Before you set out to install a floor graphic, you need to be sure the vinyl will stick to the flooring material. Generally, floor graphics can be applied to waxed vinyl, sealed concrete, marble, ceramic tile, sealed wood and Terrazo, according to 3M.

But that’s not the only condition. The floor surface must be secure and in good condition. 3M suggests avoiding the temptation to install floor graphics over loose or uneven tile. The floor surface to which the graphic is applied should also be well secured, and free from cracks and chips, and missing and/or loose grout. The floor surface should also be free of silicone, as the presence of silicone will inhibit anchorage of the graphic to the floor surface.

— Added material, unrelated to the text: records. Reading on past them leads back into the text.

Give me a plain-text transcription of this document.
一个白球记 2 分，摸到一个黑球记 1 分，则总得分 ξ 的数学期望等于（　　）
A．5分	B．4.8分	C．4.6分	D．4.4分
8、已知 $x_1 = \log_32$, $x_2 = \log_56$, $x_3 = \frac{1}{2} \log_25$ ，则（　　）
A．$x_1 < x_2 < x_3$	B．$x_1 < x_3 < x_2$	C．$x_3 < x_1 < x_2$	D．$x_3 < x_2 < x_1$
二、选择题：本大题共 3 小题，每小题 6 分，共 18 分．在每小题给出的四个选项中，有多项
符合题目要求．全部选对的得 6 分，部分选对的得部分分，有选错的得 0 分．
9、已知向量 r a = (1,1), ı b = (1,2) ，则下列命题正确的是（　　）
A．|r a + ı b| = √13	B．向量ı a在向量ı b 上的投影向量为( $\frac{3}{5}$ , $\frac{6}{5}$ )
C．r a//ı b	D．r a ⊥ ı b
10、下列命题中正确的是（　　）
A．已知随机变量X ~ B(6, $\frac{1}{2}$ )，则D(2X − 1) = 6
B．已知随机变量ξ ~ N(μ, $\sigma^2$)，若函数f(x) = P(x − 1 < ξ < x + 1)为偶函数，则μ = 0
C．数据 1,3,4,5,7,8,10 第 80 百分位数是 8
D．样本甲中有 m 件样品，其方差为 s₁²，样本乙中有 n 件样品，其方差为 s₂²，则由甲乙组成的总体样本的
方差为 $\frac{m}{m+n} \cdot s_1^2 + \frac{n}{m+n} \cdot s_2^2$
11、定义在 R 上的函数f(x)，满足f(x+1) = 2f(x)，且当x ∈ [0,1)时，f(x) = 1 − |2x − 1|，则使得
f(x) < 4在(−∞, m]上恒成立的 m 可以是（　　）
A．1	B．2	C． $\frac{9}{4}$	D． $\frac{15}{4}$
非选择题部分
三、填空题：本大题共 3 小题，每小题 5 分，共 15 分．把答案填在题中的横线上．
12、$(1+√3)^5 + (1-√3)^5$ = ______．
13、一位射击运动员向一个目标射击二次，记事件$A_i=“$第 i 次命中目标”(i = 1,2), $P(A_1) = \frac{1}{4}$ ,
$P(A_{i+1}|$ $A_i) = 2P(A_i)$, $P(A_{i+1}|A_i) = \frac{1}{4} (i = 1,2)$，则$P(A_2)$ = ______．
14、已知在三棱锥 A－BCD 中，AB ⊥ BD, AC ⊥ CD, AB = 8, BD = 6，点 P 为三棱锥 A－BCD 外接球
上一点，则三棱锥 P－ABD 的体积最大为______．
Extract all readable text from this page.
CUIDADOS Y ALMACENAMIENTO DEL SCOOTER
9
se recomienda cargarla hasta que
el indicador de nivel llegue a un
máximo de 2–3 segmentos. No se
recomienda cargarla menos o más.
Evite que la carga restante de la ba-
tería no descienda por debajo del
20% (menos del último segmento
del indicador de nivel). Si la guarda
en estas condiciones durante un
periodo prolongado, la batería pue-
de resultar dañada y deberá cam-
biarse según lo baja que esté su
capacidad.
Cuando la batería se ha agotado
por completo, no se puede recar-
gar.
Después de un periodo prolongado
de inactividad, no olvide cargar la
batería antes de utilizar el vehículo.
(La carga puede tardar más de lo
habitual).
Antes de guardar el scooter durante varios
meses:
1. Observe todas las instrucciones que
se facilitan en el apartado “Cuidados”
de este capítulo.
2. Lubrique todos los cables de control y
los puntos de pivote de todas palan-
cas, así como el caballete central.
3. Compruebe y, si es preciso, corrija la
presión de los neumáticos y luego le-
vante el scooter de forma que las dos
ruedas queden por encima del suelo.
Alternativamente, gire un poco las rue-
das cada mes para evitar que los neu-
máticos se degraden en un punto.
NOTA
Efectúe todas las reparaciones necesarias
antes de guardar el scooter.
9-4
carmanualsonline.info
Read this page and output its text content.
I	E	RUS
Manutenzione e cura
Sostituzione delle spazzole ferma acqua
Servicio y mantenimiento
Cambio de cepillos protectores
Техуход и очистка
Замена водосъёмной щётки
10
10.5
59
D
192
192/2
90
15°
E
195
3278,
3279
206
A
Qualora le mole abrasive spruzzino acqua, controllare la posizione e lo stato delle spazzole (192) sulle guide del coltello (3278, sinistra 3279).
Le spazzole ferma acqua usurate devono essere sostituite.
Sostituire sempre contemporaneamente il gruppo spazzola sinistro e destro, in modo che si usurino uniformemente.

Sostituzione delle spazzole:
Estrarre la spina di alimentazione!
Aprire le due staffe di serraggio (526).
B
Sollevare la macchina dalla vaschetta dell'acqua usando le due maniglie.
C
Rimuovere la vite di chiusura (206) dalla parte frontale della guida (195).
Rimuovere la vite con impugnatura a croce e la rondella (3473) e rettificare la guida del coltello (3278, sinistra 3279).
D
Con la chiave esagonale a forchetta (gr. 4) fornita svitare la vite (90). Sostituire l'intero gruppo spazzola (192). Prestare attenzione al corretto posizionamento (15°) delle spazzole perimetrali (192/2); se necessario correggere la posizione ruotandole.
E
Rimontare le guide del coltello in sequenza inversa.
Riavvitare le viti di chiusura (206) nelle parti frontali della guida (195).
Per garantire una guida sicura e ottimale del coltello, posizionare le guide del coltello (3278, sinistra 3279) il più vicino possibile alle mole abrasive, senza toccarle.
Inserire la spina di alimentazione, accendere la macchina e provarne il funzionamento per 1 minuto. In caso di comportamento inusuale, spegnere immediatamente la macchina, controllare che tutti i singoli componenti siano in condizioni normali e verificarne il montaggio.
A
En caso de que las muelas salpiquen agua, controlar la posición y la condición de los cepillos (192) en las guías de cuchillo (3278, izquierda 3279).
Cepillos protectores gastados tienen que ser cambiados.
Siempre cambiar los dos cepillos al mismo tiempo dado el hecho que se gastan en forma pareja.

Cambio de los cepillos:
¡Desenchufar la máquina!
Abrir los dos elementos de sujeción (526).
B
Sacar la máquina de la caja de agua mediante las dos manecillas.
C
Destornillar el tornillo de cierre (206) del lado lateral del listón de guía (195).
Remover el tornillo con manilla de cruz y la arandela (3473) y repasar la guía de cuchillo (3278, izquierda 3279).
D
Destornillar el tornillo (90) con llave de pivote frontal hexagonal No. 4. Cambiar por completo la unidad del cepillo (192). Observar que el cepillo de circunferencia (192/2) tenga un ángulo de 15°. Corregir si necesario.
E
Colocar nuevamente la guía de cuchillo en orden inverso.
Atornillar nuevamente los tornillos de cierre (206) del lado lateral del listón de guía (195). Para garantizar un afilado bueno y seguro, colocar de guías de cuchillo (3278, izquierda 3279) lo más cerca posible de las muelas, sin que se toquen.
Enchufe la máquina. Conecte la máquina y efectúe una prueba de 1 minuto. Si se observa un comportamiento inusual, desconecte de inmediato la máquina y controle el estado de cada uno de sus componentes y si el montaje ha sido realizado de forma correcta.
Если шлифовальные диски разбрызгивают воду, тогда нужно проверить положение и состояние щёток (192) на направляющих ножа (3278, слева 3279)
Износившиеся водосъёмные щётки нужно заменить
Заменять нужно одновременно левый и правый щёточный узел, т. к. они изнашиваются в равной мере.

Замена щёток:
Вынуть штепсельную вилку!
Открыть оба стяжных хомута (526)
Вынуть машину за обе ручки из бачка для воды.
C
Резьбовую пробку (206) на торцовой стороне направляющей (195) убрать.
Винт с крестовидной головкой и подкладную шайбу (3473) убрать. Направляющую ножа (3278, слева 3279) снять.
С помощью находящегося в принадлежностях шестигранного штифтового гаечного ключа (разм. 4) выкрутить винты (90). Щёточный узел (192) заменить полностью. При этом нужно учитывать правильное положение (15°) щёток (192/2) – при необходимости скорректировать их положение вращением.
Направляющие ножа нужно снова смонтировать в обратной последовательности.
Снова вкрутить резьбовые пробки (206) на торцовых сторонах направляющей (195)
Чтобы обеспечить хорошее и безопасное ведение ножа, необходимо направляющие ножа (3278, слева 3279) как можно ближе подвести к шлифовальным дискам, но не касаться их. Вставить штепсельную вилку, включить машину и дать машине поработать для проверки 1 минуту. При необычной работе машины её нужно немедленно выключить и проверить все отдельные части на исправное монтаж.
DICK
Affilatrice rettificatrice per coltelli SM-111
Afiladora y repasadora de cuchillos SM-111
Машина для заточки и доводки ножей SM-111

Does that sound like a lot of shoulds? You’ll be glad you followed these suggestions in the end. Let’s add a few more dos and don’ts for good measure.

You’ll also want to be sure the floor finish is well bonded to the floor surface. That’s because floor finishes that aren’t well bonded may separate or release and result in the graphic lifting prematurely. What’s more, 3M suggests, the floor finish may come off with the graphic when the graphic is removed and demand the reapplication of the floor finish.

Preparing Floors for Floor Graphics

Complying with manufacturer recommendations

But wait! There are yet more requirements for graphic placement. For safety, and to maintain the integrity of the graphic, it is important to place the graphic in a moderate traffic area, away from main doorways, according to Avery Graphics.

It’s also important to note that the floor graphic will become slippery when wet. So it’s best to advise your client not to choose an installation location that where rain or snow is likely to find its way onto the graphic. If you are installing floor graphics in a warehouse setting then keep in mind that forklifts and tow motors can compromise the integrity of the graphic by spilling oil and tracking grime over the image.

Speaking from experience, Troy Downey owner APE Wraps, a digital graphics and wraps company in San Diego, Calif. says you have to ask yourself one more important question: What is your foot traffic volume and how long do you need the graphic to last?

“If we install floor graphics in a stadium, are they going to last and remain vibrant and look great with no curled up edges?” Downey asks. “That all depends on how many thousands of people are going to walk over it during that period of time. That is the down side. The upside is there are a lot of floors and a lot of surfaces to advertise on.”